Reazione alle minacce naziste del presidente greco Prokopis Pavlopoulos

Il futuro dello stato greco ibrido è legato alla giusta risoluzione del problema Chameri; il suo rilascio dall'occupazione greca; e il suo ritorno al tronco dell'Albania. Il presidente della Grecia, Prokopis Pavlopoulos, non osa minacciare l'Albania altrimenti affronta la nazione albanese unita, che non riconosce altri [...]
Il futuro dello stato greco ibrido è legato alla giusta risoluzione del problema Chameri; il suo rilascio dall'occupazione greca; e il suo ritorno al tronco dell'Albania.
Il presidente della Grecia, Prokopis Pavlopoulos, non osare minacciare l'Albania altrimenti affronterà la nazione albanese unita, che non conosce altri confini, oltre a quelli dell'Assemblea Nazionale di Vlora, il 28 novembre 1912, a partire dalle tre Pietre Nere a Presveza e salendo a nord per la Mela Rossa vicino a Nis in Toplic, mentre termina alla Grande Pietra di Montagna nel nord-ovest.

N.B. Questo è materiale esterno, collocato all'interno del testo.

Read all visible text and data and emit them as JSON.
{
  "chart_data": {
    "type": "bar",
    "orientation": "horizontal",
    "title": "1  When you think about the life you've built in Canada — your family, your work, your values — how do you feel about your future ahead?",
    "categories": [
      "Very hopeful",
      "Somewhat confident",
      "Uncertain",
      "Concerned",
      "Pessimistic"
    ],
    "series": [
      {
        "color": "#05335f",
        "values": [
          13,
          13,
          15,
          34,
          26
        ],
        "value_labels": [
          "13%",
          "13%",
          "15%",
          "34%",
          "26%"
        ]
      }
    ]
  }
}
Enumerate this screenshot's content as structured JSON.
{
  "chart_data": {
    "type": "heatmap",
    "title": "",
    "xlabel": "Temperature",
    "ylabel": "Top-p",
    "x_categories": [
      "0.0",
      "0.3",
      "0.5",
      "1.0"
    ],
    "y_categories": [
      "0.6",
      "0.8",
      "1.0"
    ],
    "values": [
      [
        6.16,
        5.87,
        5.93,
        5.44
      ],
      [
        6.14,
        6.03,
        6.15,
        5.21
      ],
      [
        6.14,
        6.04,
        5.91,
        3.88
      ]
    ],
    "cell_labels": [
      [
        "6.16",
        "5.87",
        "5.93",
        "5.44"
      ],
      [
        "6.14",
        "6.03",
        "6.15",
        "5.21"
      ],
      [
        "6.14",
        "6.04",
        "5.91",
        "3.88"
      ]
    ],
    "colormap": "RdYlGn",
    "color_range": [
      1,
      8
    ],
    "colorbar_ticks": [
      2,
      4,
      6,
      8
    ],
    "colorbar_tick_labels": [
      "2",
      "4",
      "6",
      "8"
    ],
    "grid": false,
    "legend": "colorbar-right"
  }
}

In caso contrario, la scarsa tendenza dei capi dello stato nemico greco a negare l'esistenza del caso Chameri è la stessa di quella per la negazione dell'Olocausto.
Come qualsiasi paese normale, siamo interessati ad aiutare la Grecia vicina a staccarsi dal suo passato sciovinista e a dirigere dritto, come un paese che rispetta i tassi di coordinamento, come parte dell'Unione europea e del mondo civilizzato.

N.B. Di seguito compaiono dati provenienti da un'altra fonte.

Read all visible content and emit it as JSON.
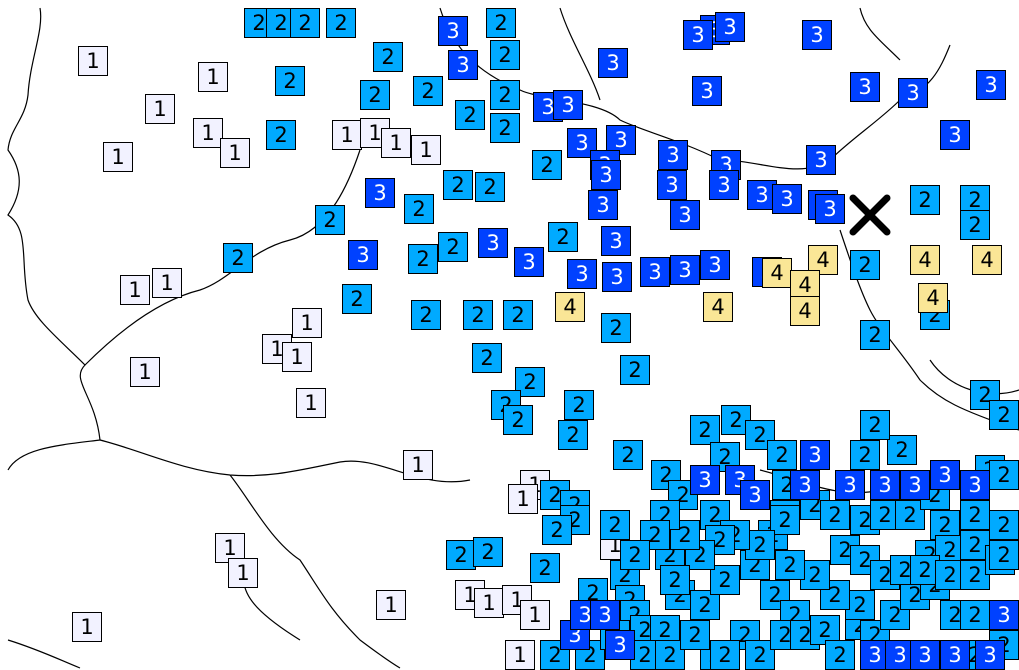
{
  "colors": {
    "intensity_1": "#f2f2ff",
    "intensity_2": "#00aaff",
    "intensity_3": "#0041ff",
    "intensity_4": "#fae696",
    "border_line": "#000000",
    "epicenter": "#000000"
  },
  "epicenter": {
    "icon": "epicenter-x-icon"
  },
  "stations": [
    [
      "1",
      1
    ],
    [
      "1",
      1
    ],
    [
      "1",
      1
    ],
    [
      "1",
      1
    ],
    [
      "1",
      1
    ],
    [
      "1",
      1
    ],
    [
      "1",
      1
    ],
    [
      "1",
      1
    ],
    [
      "1",
      1
    ],
    [
      "1",
      1
    ],
    [
      "1",
      1
    ],
    [
      "1",
      1
    ],
    [
      "1",
      1
    ],
    [
      "1",
      1
    ],
    [
      "1",
      1
    ],
    [
      "1",
      1
    ],
    [
      "1",
      1
    ],
    [
      "1",
      1
    ],
    [
      "1",
      1
    ],
    [
      "1",
      1
    ],
    [
      "1",
      1
    ],
    [
      "1",
      1
    ],
    [
      "1",
      1
    ],
    [
      "1",
      1
    ],
    [
      "1",
      1
    ],
    [
      "1",
      1
    ],
    [
      "1",
      1
    ],
    [
      "1",
      1
    ],
    [
      "1",
      1
    ],
    [
      "1",
      1
    ],
    [
      "2",
      2
    ],
    [
      "2",
      2
    ],
    [
      "2",
      2
    ],
    [
      "2",
      2
    ],
    [
      "2",
      2
    ],
    [
      "2",
      2
    ],
    [
      "2",
      2
    ],
    [
      "2",
      2
    ],
    [
      "2",
      2
    ],
    [
      "2",
      2
    ],
    [
      "2",
      2
    ],
    [
      "2",
      2
    ],
    [
      "2",
      2
    ],
    [
      "2",
      2
    ],
    [
      "2",
      2
    ],
    [
      "2",
      2
    ],
    [
      "2",
      2
    ],
    [
      "2",
      2
    ],
    [
      "2",
      2
    ],
    [
      "2",
      2
    ],
    [
      "2",
      2
    ],
    [
      "2",
      2
    ],
    [
      "2",
      2
    ],
    [
      "2",
      2
    ],
    [
      "2",
      2
    ],
    [
      "2",
      2
    ],
    [
      "2",
      2
    ],
    [
      "2",
      2
    ],
    [
      "2",
      2
    ],
    [
      "2",
      2
    ],
    [
      "2",
      2
    ],
    [
      "2",
      2
    ],
    [
      "2",
      2
    ],
    [
      "2",
      2
    ],
    [
      "2",
      2
    ],
    [
      "2",
      2
    ],
    [
      "2",
      2
    ],
    [
      "2",
      2
    ],
    [
      "2",
      2
    ],
    [
      "2",
      2
    ],
    [
      "2",
      2
    ],
    [
      "2",
      2
    ],
    [
      "2",
      2
    ],
    [
      "2",
      2
    ],
    [
      "2",
      2
    ],
    [
      "2",
      2
    ],
    [
      "2",
      2
    ],
    [
      "2",
      2
    ],
    [
      "2",
      2
    ],
    [
      "2",
      2
    ],
    [
      "2",
      2
    ],
    [
      "2",
      2
    ],
    [
      "2",
      2
    ],
    [
      "2",
      2
    ],
    [
      "2",
      2
    ],
    [
      "2",
      2
    ],
    [
      "2",
      2
    ],
    [
      "2",
      2
    ],
    [
      "2",
      2
    ],
    [
      "2",
      2
    ],
    [
      "2",
      2
    ],
    [
      "2",
      2
    ],
    [
      "2",
      2
    ],
    [
      "2",
      2
    ],
    [
      "2",
      2
    ],
    [
      "2",
      2
    ],
    [
      "2",
      2
    ],
    [
      "2",
      2
    ],
    [
      "2",
      2
    ],
    [
      "2",
      2
    ],
    [
      "2",
      2
    ],
    [
      "2",
      2
    ],
    [
      "2",
      2
    ],
    [
      "2",
      2
    ],
    [
      "2",
      2
    ],
    [
      "2",
      2
    ],
    [
      "2",
      2
    ],
    [
      "2",
      2
    ],
    [
      "2",
      2
    ],
    [
      "2",
      2
    ],
    [
      "2",
      2
    ],
    [
      "2",
      2
    ],
    [
      "2",
      2
    ],
    [
      "2",
      2
    ],
    [
      "2",
      2
    ],
    [
      "2",
      2
    ],
    [
      "2",
      2
    ],
    [
      "2",
      2
    ],
    [
      "2",
      2
    ],
    [
      "2",
      2
    ],
    [
      "2",
      2
    ],
    [
      "2",
      2
    ],
    [
      "2",
      2
    ],
    [
      "2",
      2
    ],
    [
      "2",
      2
    ],
    [
      "2",
      2
    ],
    [
      "2",
      2
    ],
    [
      "2",
      2
    ],
    [
      "2",
      2
    ],
    [
      "2",
      2
    ],
    [
      "2",
      2
    ],
    [
      "2",
      2
    ],
    [
      "2",
      2
    ],
    [
      "2",
      2
    ],
    [
      "2",
      2
    ],
    [
      "2",
      2
    ],
    [
      "2",
      2
    ],
    [
      "2",
      2
    ],
    [
      "2",
      2
    ],
    [
      "2",
      2
    ],
    [
      "2",
      2
    ],
    [
      "2",
      2
    ],
    [
      "2",
      2
    ],
    [
      "2",
      2
    ],
    [
      "2",
      2
    ],
    [
      "2",
      2
    ],
    [
      "2",
      2
    ],
    [
      "2",
      2
    ],
    [
      "2",
      2
    ],
    [
      "2",
      2
    ],
    [
      "2",
      2
    ],
    [
      "2",
      2
    ],
    [
      "2",
      2
    ],
    [
      "2",
      2
    ],
    [
      "2",
      2
    ],
    [
      "2",
      2
    ],
    [
      "2",
      2
    ],
    [
      "2",
      2
    ],
    [
      "2",
      2
    ],
    [
      "2",
      2
    ],
    [
      "2",
      2
    ],
    [
      "2",
      2
    ],
    [
      "2",
      2
    ],
    [
      "2",
      2
    ],
    [
      "2",
      2
    ],
    [
      "2",
      2
    ],
    [
      "2",
      2
    ],
    [
      "2",
      2
    ],
    [
      "2",
      2
    ],
    [
      "2",
      2
    ],
    [
      "3",
      3
    ],
    [
      "3",
      3
    ],
    [
      "3",
      3
    ],
    [
      "3",
      3
    ],
    [
      "3",
      3
    ],
    [
      "3",
      3
    ],
    [
      "3",
      3
    ],
    [
      "3",
      3
    ],
    [
      "3",
      3
    ],
    [
      "3",
      3
    ],
    [
      "3",
      3
    ],
    [
      "3",
      3
    ],
    [
      "3",
      3
    ],
    [
      "3",
      3
    ],
    [
      "3",
      3
    ],
    [
      "3",
      3
    ],
    [
      "3",
      3
    ],
    [
      "3",
      3
    ],
    [
      "3",
      3
    ],
    [
      "3",
      3
    ],
    [
      "3",
      3
    ],
    [
      "3",
      3
    ],
    [
      "3",
      3
    ],
    [
      "3",
      3
    ],
    [
      "3",
      3
    ],
    [
      "3",
      3
    ],
    [
      "3",
      3
    ],
    [
      "3",
      3
    ],
    [
      "3",
      3
    ],
    [
      "3",
      3
    ],
    [
      "3",
      3
    ],
    [
      "3",
      3
    ],
    [
      "3",
      3
    ],
    [
      "3",
      3
    ],
    [
      "3",
      3
    ],
    [
      "3",
      3
    ],
    [
      "3",
      3
    ],
    [
      "3",
      3
    ],
    [
      "3",
      3
    ],
    [
      "3",
      3
    ],
    [
      "3",
      3
    ],
    [
      "3",
      3
    ],
    [
      "3",
      3
    ],
    [
      "3",
      3
    ],
    [
      "3",
      3
    ],
    [
      "3",
      3
    ],
    [
      "3",
      3
    ],
    [
      "3",
      3
    ],
    [
      "3",
      3
    ],
    [
      "3",
      3
    ],
    [
      "3",
      3
    ],
    [
      "3",
      3
    ],
    [
      "3",
      3
    ],
    [
      "3",
      3
    ],
    [
      "3",
      3
    ],
    [
      "3",
      3
    ],
    [
      "3",
      3
    ],
    [
      "3",
      3
    ],
    [
      "3",
      3
    ],
    [
      "3",
      3
    ],
    [
      "4",
      4
    ],
    [
      "4",
      4
    ],
    [
      "4",
      4
    ],
    [
      "4",
      4
    ],
    [
      "4",
      4
    ],
    [
      "4",
      4
    ],
    [
      "4",
      4
    ],
    [
      "4",
      4
    ],
    [
      "4",
      4
    ]
  ]
}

Il Movimento per l'Albania ribadisce la sua richiesta che la Grecia, non come espressione di buona volontà, ma come dovere e responsabilità, riconosca formalmente l'esistenza della minoranza albanese sotto la Grecia, e si basi sulla Dichiarazione Universale per i Diritti Umani per garantire tutti i diritti necessari degli autotoni albanesi; come il ritorno della popolazione albanese a Cammeri, il riconoscimento del genocidio delle Camere, il riconoscimento della doppia cittadinanza, il ritorno di proprietà, il risarcimento per lo sfruttamento della lingua ufficiale.
Il Movimento per l'Albania Unita stima che gli accordi tra l'Albania e la Grecia, che violano l'integrità territoriale dell'Albania, siano incostituzionali e, quindi, chiunque osa firmare accordi traditori condividerà il destino di Esat Pasha.